HTTP Mapping: 503 Service Unavailable

DATA_LOSS

Unrecoverable data loss or corruption.

HTTP Mapping: 500 Internal Server Error

Status

The Status type defines a logical error model that is suitable for different programming environments, including REST APIs and RPC APIs. It is used by gRPC. The error model is designed to be:

  • Simple to use and understand for most users
  • Flexible enough to meet unexpected needs

Overview

The Status message contains three pieces of data: error code, error message, and error details. The error code should be an enum value of google.rpc.Code, but it may accept additional error codes if needed. The error message should be a developer-facing English message that helps developers understand and resolve the error. If a localized user-facing error message is needed, put the localized message in the error details or localize it in the client. The optional error details may contain arbitrary information about the error. There is a predefined set of error detail types in the package google.rpc which can be used for common error conditions.

Language mapping

The Status message is the logical representation of the error model, but it is not necessarily the actual wire format. When the Status message is exposed in different client libraries and different wire protocols, it can be mapped differently. For example, it will likely be mapped to some exceptions in Java, but more likely mapped to some error codes in C.

Other uses

The error model and the Status message can be used in a variety of environments, either with or without APIs, to provide a consistent developer experience across different environments.

Example uses of this error model include:

  • Partial errors. If a service needs to return partial errors to the client, it may embed the Status in the normal response to indicate the partial errors.

  • Workflow errors. A typical workflow has multiple steps. Each step may have a Status message for error reporting purpose.

  • Batch operations. If a client uses batch request and batch response, the Status message should be used directly inside batch response, one for each error sub-response.

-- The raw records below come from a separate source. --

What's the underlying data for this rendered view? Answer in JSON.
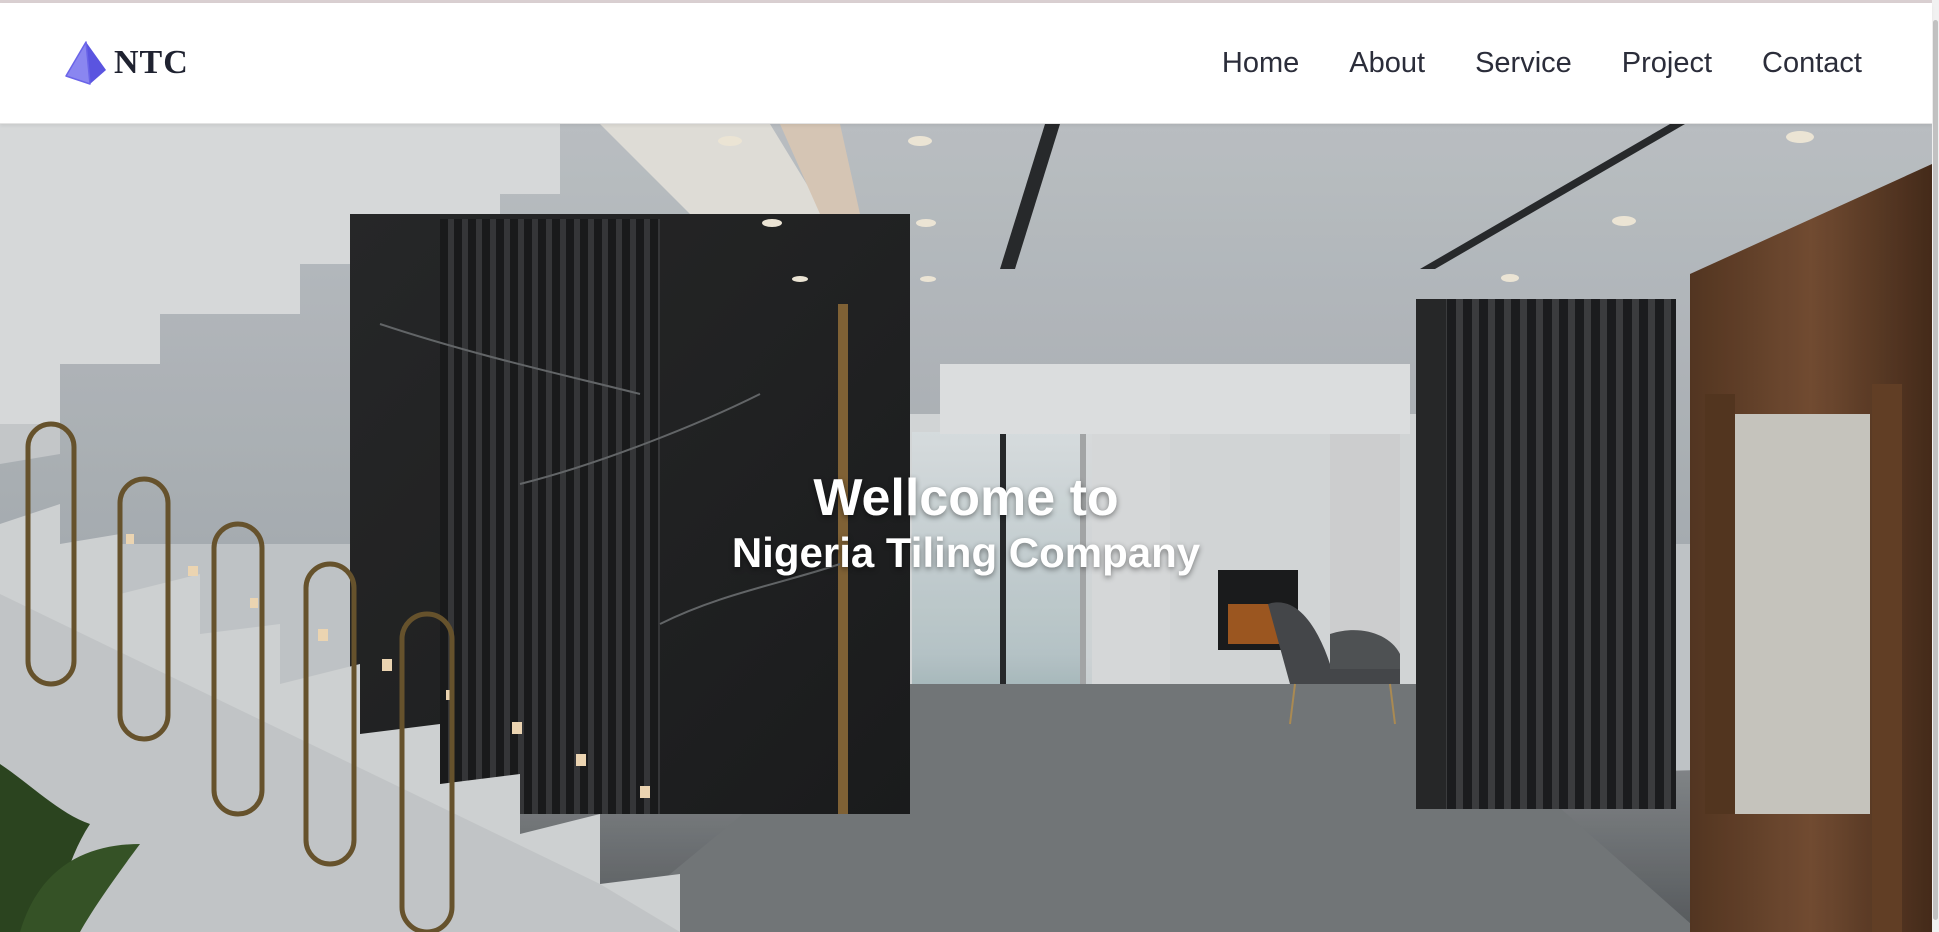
{
  "header": {
    "logo_text": "NTC",
    "logo_icon": "pyramid-logo-icon",
    "nav": [
      {
        "label": "Home"
      },
      {
        "label": "About"
      },
      {
        "label": "Service"
      },
      {
        "label": "Project"
      },
      {
        "label": "Contact"
      }
    ]
  },
  "hero": {
    "title": "Wellcome to",
    "subtitle": "Nigeria Tiling Company"
  },
  "colors": {
    "logo_accent": "#6a64e8",
    "nav_text": "#2b2d3a",
    "hero_text": "#ffffff"
  }
}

  • Asynchronous operations. If an API call embeds asynchronous operation results in its response, the status of those operations should be represented directly using the Status message.

  • Logging. If some API errors are stored in logs, the message Status could be used directly after any stripping needed for security/privacy reasons.

Fields
code

int32

The status code, which should be an enum value of google.rpc.Code.

message

string

A developer-facing error message, which should be in English. Any user-facing error message should be localized and sent in the google.rpc.Status.details field, or localized by the client.

details[]

Any

A list of messages that carry the error details. There will be a common set of message types for APIs to use.